Can I on top of that apply for a Bridging Visa B to leave the country for 3 months as well?Will the work permission,if granted, be transfered to the Bridging visa B and is the work permission valid until the day the desicion about the partner visa is made?

Again,help is much appreciated


----------



## ashley101 (Feb 18, 2011)

Mic2608 said:


> So I would be applying for work permission not based on financial hardship but on 'wanting to contribute to the financial wellbeing of our relationship' and to prevent facing a 'financial hardship' situation....?
> 
> Is that correct?
> 
> ...


HI Mic2608

How did you go with applying for the work permit, and bridging visa B. Has your visa been granted as yet ??

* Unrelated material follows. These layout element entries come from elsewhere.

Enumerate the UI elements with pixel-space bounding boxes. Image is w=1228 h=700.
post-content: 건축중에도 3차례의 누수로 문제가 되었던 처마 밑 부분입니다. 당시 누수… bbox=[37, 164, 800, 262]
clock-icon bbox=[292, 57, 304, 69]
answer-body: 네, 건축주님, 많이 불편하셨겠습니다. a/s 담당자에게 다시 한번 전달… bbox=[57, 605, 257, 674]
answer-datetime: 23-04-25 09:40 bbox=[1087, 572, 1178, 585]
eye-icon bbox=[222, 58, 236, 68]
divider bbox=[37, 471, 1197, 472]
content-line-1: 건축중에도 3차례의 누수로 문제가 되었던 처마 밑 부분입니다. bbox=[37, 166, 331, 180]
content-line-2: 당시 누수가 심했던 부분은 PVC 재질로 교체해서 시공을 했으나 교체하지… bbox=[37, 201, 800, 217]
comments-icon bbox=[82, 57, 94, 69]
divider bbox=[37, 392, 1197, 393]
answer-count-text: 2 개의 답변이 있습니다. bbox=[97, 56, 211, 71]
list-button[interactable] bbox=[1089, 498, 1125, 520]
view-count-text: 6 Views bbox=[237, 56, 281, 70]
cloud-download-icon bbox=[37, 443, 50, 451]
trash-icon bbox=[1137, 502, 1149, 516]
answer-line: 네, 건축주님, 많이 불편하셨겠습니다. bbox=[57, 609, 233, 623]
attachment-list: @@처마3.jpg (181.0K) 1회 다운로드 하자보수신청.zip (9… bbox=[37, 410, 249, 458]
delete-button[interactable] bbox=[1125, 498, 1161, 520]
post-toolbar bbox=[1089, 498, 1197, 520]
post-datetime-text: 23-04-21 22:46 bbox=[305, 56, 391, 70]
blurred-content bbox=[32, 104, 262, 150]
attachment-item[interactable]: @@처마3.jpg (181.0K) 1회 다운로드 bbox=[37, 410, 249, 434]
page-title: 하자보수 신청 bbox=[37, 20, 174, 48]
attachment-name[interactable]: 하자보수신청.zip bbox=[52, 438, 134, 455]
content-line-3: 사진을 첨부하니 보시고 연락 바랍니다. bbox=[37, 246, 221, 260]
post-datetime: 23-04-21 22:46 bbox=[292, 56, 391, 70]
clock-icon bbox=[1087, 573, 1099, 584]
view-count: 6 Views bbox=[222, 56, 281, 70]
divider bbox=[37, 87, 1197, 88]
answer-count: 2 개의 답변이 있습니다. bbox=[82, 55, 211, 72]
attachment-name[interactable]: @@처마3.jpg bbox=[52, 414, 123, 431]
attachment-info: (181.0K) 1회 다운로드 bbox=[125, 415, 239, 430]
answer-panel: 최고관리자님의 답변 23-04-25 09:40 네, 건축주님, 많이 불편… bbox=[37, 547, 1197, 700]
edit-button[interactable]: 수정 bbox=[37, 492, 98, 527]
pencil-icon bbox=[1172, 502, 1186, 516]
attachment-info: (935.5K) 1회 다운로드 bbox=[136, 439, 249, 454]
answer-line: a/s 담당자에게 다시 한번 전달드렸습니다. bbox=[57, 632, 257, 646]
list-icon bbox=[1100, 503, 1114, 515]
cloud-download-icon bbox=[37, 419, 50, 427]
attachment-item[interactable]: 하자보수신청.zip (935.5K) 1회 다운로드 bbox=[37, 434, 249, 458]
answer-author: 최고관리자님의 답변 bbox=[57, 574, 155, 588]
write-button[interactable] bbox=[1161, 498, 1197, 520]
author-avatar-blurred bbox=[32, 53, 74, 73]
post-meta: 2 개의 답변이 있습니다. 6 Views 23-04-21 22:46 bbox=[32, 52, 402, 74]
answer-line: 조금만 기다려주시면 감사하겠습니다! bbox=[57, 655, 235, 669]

I have been in the same dilemma because DIMIA seems to be taking long time to decide on the application. 

thanks

ashley


----------



## Wanderer (Jun 16, 2007)

You ought to apply based on whatever you feel is your reasoning and you'll find details for Bridging Visas @ http://www.immi.gov.au/allforms/pdf/1024i.pdf

*And Ashley* Your post was also today, enough said.


----------



## Mic2608 (Feb 22, 2011)

@Ashley
No haven't applied for either yet...
Have to wait until April to be on the BVA 
Will let you know how I go....


----------



## xxxxxxxsera (Aug 13, 2011)

Mic2608 said:


> @Ashley
> No haven't applied for either yet...
> Have to wait until April to be on the BVA
> Will let you know how I go....


Hi Mike, my husband is in the same situation, and we're looking at applying for the work restriction to be removed. Just wondering how you got on?


----------



## xxxxxxxsera (Aug 13, 2011)

Sorry.. *Mic


----------



## nighstar (Apr 22, 2010)

hi all,

just wanted to let you know that i applied to have the work condition from my WHV removed from my Bridging Visa last week and it was just approved today! i now have full work rights. 

for details, see my post in the visa timeline thread: http://www.australiaforum.com/visas-immigration/2054-visa-time-line-family-spouse-applications-70.html#post40360


----------